Bert Libeert: Dann wussten wir auch, dass dies niemand besser hätte machen können.
Mickael Karkousse: Jetzt brauchen wir keine Angst mehr zu haben.
Bert Libeert: Am Schluss waren wir sogar glücklich, dass niemand Zeit hatte uns zu produzieren, denn dadurch mussten wir alles selber machen. Und nun wissen wir, dass wir es können. Das macht uns noch stolzer.
Mickael Karkousse: Ja. Wir sind bereit für die Zukunft. Wir wissen, dass wir es drauf haben. Die Frage, ob wir es können, stellt sich nicht mehr.
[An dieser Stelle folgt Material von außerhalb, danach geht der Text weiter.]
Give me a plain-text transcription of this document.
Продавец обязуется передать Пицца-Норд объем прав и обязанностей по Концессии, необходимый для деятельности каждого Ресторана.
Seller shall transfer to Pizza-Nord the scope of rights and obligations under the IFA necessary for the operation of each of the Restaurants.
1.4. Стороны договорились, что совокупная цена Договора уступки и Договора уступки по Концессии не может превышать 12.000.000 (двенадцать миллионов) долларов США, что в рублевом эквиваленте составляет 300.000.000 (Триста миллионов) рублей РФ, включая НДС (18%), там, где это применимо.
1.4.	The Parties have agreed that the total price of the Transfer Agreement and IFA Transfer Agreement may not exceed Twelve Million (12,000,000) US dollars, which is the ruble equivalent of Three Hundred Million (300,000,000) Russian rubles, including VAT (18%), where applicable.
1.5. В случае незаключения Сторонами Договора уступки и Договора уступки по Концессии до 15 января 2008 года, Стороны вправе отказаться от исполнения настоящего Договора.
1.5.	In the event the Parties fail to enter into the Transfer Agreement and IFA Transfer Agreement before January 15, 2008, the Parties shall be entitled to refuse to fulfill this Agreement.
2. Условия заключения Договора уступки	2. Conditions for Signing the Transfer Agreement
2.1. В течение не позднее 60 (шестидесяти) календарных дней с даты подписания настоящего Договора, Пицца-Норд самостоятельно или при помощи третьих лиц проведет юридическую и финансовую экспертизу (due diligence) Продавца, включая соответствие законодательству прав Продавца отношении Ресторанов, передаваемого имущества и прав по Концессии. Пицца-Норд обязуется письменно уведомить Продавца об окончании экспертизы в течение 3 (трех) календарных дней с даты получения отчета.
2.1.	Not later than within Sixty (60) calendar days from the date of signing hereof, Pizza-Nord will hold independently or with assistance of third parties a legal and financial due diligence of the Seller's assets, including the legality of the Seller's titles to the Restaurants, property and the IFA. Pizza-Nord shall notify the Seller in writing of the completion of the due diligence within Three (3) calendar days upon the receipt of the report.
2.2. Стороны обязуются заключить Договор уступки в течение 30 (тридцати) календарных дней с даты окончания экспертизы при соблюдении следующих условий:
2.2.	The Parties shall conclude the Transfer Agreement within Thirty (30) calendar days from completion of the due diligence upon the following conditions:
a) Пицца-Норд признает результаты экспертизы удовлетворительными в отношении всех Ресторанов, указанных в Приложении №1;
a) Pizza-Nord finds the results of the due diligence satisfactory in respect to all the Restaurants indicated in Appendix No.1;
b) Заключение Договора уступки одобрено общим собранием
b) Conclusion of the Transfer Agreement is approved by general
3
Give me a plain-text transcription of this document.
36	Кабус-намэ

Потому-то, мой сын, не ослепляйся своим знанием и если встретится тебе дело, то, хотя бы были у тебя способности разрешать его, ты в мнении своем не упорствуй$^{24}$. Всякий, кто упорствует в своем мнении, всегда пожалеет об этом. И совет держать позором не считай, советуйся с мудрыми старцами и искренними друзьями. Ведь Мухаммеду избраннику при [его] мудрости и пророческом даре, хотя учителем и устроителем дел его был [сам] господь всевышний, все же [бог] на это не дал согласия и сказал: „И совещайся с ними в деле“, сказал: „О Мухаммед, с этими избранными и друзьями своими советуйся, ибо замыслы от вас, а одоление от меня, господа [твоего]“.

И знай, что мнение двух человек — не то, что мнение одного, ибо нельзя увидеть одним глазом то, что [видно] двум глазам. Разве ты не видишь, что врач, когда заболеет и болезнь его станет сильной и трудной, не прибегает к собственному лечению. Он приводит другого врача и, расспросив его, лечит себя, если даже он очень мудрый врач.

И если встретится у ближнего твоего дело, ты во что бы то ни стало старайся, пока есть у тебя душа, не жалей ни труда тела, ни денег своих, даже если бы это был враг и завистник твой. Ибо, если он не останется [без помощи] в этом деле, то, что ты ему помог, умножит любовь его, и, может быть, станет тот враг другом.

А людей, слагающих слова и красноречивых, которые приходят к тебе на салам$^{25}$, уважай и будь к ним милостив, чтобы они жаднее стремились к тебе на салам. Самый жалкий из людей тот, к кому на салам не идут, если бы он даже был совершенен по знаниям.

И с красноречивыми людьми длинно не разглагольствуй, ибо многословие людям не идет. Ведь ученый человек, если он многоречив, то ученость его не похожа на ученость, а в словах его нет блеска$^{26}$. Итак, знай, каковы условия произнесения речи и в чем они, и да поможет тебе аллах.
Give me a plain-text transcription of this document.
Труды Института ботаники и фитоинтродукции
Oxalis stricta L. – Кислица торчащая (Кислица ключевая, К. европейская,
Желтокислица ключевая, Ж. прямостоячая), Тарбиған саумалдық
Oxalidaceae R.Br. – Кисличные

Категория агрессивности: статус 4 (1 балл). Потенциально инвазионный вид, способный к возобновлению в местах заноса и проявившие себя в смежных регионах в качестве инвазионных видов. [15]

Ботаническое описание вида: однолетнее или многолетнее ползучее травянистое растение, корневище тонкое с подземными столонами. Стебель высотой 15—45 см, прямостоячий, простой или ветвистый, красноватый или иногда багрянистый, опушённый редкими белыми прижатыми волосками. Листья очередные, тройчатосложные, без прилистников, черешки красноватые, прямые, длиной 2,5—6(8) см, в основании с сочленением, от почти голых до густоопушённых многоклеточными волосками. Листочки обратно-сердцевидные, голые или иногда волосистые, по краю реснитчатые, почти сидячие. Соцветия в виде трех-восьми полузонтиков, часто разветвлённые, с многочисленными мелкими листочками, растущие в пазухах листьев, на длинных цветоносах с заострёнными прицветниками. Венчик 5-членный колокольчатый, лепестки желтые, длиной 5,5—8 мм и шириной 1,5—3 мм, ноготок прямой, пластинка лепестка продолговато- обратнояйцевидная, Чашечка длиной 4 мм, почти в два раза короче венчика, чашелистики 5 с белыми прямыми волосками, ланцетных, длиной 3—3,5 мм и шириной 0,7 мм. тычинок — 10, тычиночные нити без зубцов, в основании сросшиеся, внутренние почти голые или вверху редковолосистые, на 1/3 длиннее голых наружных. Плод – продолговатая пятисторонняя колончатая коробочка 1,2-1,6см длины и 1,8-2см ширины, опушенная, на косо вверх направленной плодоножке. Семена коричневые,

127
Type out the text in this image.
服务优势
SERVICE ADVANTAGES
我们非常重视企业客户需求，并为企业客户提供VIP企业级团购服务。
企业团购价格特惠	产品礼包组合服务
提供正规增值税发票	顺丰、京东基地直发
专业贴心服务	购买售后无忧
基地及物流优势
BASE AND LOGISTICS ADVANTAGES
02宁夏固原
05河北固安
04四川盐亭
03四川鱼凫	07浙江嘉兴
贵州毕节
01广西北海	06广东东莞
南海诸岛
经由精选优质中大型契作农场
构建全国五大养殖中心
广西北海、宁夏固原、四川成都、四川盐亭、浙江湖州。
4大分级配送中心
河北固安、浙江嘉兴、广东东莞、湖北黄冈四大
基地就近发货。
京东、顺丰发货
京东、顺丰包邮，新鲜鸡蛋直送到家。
Yes we can! (lacht laut)
nahaufnahmen.ch: Letzte Frage, welches ist euer Lieblingsfestival?
Bert Libeert: Mein Lieblingsfestival ist das Melt-Festival. Wie das aussieht mit den Kränen und den Lichtern, das ist mein Lieblings-Ort. Und das Line-Up ist jeweils auch grossartig. Elektronisch, aber doch auch mit vielen Live-Bands.
nahaufnahmen.ch: Habt ihr denn Zeit, um euch auch andere Bands anzusehen?
Mickael Karkousse: Kommt drauf an, manchmal schon, manchmal nicht. Abgesehen davon ist es einfach schön, im Sommer auf den Festivals unterwegs zu sein. Man trifft hin und wieder Freunde, kann zusammen abhängen.